Silence and Reflection

2021 has ended. The pandemic has not. The group reading to celebrate the 10th anniversary of PoetryBridge at C&P Coffeehouse originally scheduled in 2020 and cancelled because of COVID, rescheduled and cancelled again in 2021, was on my calendar for January 12, 2022. Then Omicron surfaced and the 12th anniversary was also cancelled.

These are the times we are living. Times demanding difficult decisions and flexibility. While we never know what will come next in life, the current reality is unique in that it is a shared event with no clear parameters. Risk-tolerance varies from person to person as does the need to return to a sense of normalcy. But what will the new normal look like?

So, what to do? I continue to read and write, walk and cycle. I juggle my need for solitude and creativity with the joy and exhaustion of caring for an active nineteen-month-old grandson. A little boy who stands before a large houseplant, the heavy iron fireplace screen, a stack of Grandma’s books, hand extended, eyes twinkling, waiting for me to say “No!” before reaching for the object he knows he is not to touch. I’m learning to silently remove him from temptation. When he grabs my hair, I swallow my screech – he loves loud noises! – unravel my hair from his small fingers and walk away.

I’ve been thinking about solitude as I read May Sarton. Perhaps the need for solitude grows as we get older. Or maybe it’s self-awareness that grows with age. Solitude is a choice which should not be confused with isolation or loneliness. In Journal of a Solitude, Sarton writes “I must not forget that, for me, being with people or even with one beloved person for any length of time without solitude is even worse [than the challenge of maintaining balance in solitude.] I lose my center. I feel dispersed, scattered, in pieces.” I understand this. I share these feelings.

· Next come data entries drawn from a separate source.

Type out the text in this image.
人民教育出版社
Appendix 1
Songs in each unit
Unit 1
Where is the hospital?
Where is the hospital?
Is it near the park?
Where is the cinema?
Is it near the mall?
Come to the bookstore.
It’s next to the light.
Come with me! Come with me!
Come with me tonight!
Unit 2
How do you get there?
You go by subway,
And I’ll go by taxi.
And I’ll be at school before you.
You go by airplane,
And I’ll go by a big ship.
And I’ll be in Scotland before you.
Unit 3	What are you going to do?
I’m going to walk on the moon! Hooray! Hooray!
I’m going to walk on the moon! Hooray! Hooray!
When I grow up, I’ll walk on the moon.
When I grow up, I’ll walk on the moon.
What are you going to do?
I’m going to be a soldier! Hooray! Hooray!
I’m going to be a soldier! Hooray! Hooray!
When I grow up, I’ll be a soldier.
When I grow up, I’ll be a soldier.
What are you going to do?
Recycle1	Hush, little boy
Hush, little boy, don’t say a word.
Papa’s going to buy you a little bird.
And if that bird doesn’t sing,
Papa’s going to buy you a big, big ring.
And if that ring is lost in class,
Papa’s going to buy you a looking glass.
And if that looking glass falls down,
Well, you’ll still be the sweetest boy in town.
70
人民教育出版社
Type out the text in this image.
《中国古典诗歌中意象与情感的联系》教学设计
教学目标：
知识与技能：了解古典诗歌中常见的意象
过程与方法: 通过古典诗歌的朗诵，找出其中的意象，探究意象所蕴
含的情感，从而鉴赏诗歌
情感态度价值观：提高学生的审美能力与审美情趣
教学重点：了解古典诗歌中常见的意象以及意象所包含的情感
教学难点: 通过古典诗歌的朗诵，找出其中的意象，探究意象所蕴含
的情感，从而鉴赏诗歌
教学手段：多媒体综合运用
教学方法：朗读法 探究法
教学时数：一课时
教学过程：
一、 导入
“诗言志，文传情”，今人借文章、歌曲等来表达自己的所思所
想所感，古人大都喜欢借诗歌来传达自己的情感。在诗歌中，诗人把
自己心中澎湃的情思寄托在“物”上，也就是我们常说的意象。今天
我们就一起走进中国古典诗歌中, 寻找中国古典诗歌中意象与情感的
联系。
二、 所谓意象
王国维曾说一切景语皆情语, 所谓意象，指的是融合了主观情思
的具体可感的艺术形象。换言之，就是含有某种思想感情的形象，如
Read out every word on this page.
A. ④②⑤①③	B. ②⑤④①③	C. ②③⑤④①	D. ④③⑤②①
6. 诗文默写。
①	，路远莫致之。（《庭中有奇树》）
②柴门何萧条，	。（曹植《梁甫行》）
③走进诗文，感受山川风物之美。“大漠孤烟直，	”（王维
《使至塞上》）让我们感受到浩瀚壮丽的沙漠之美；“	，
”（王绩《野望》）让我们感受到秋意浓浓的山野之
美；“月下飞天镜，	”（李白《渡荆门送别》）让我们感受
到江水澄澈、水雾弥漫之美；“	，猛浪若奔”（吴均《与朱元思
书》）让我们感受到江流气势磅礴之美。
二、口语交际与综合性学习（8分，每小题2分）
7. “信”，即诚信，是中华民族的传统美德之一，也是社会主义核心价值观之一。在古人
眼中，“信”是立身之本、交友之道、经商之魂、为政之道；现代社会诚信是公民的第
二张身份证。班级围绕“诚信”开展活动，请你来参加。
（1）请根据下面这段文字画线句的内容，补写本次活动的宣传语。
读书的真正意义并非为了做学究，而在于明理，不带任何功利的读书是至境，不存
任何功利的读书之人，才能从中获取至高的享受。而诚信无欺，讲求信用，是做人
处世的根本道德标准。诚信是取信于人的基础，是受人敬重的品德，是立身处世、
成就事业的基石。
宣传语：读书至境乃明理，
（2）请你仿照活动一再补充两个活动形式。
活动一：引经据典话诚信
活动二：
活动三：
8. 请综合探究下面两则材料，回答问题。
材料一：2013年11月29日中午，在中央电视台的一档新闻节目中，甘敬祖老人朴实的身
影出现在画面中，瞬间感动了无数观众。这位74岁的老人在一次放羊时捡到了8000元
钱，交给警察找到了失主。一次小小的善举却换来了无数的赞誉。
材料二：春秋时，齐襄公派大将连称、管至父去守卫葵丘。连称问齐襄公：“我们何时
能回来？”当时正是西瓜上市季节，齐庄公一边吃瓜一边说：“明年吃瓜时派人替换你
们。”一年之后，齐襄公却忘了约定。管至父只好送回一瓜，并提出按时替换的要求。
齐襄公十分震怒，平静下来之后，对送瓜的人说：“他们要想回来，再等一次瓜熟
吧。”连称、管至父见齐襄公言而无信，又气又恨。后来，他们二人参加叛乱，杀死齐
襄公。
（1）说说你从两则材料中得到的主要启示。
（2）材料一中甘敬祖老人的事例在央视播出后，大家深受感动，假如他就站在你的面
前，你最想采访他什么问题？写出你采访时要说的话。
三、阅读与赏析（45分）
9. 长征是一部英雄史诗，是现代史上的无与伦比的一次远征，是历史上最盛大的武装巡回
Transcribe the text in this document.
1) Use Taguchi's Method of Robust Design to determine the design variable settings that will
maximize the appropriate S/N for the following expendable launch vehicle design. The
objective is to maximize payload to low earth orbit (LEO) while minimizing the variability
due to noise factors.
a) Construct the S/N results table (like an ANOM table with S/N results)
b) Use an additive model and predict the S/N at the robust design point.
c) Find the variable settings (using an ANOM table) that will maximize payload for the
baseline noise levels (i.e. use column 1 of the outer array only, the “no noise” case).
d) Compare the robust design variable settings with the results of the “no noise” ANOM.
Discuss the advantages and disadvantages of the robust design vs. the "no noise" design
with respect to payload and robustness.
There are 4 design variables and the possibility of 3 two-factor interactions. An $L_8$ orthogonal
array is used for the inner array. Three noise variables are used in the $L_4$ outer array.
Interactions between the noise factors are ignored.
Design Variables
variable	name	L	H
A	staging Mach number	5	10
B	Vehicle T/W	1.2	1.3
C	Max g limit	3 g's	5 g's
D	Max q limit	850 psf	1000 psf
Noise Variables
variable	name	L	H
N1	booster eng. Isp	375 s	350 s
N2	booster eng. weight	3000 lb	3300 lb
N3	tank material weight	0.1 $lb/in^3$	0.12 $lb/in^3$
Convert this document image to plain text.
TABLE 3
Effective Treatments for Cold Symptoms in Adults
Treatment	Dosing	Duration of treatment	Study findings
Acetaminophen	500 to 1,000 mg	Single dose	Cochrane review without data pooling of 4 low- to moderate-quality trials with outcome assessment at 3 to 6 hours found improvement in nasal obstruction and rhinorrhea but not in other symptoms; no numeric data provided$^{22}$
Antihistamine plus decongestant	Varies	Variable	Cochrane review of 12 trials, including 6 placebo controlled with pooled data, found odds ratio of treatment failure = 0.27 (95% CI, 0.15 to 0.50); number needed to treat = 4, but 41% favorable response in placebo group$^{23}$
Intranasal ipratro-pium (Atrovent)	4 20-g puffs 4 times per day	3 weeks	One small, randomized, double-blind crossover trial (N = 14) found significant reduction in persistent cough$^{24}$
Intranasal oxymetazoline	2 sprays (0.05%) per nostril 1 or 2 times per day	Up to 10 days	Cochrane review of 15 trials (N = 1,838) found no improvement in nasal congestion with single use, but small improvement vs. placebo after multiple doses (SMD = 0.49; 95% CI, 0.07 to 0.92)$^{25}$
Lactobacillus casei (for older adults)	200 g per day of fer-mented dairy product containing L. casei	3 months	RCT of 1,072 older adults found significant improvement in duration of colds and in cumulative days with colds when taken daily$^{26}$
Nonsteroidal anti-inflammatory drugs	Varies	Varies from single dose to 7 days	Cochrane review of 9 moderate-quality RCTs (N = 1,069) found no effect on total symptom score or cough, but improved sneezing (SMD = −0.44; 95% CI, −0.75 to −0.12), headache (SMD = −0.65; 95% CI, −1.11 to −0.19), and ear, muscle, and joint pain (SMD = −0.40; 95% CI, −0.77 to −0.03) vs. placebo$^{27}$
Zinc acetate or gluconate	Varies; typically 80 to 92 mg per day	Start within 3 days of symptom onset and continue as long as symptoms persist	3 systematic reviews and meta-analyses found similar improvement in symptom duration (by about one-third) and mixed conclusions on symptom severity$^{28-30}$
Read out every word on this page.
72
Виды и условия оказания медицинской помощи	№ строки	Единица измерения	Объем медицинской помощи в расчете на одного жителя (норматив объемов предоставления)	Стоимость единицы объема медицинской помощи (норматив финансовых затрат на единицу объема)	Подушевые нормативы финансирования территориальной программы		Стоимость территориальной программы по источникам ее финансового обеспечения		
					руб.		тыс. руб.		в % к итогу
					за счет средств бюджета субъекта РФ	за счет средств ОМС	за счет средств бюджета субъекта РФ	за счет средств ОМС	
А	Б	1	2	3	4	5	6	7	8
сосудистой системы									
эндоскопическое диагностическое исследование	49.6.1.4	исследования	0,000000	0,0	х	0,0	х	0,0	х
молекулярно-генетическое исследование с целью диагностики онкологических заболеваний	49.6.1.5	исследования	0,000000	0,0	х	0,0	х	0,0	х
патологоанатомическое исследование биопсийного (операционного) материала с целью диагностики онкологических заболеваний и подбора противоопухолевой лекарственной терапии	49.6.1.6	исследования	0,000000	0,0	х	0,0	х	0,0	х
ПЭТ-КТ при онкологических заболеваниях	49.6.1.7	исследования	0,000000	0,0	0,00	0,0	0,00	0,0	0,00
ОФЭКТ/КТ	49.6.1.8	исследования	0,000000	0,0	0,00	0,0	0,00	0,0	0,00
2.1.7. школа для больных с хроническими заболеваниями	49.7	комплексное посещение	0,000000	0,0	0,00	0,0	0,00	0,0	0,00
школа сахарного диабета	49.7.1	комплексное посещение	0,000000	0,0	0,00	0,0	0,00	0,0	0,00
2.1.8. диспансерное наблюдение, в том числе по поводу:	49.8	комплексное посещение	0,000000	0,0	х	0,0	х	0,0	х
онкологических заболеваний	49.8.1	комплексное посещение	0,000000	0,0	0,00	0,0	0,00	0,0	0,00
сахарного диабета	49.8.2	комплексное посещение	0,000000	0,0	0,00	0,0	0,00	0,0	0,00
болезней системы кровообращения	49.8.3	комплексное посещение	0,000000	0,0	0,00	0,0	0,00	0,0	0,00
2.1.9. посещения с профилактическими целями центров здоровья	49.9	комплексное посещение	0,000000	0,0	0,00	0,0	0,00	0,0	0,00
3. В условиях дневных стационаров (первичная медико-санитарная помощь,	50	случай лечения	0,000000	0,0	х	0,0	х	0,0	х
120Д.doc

My daughter had a wonderful primary school teacher who established a regular practice of “Silence and Reflection.” He usually took the children outdoors. Journals in hand, they each chose a place to sit at a distance from one another to write or draw or daydream. And while there was no true solitude, there was silence. For my girl, this was at times boring but always settling. Perhaps I need, perhaps we all need, time each day for silence and reflection in our overly loud, overly screen-dominated, overly stressed world.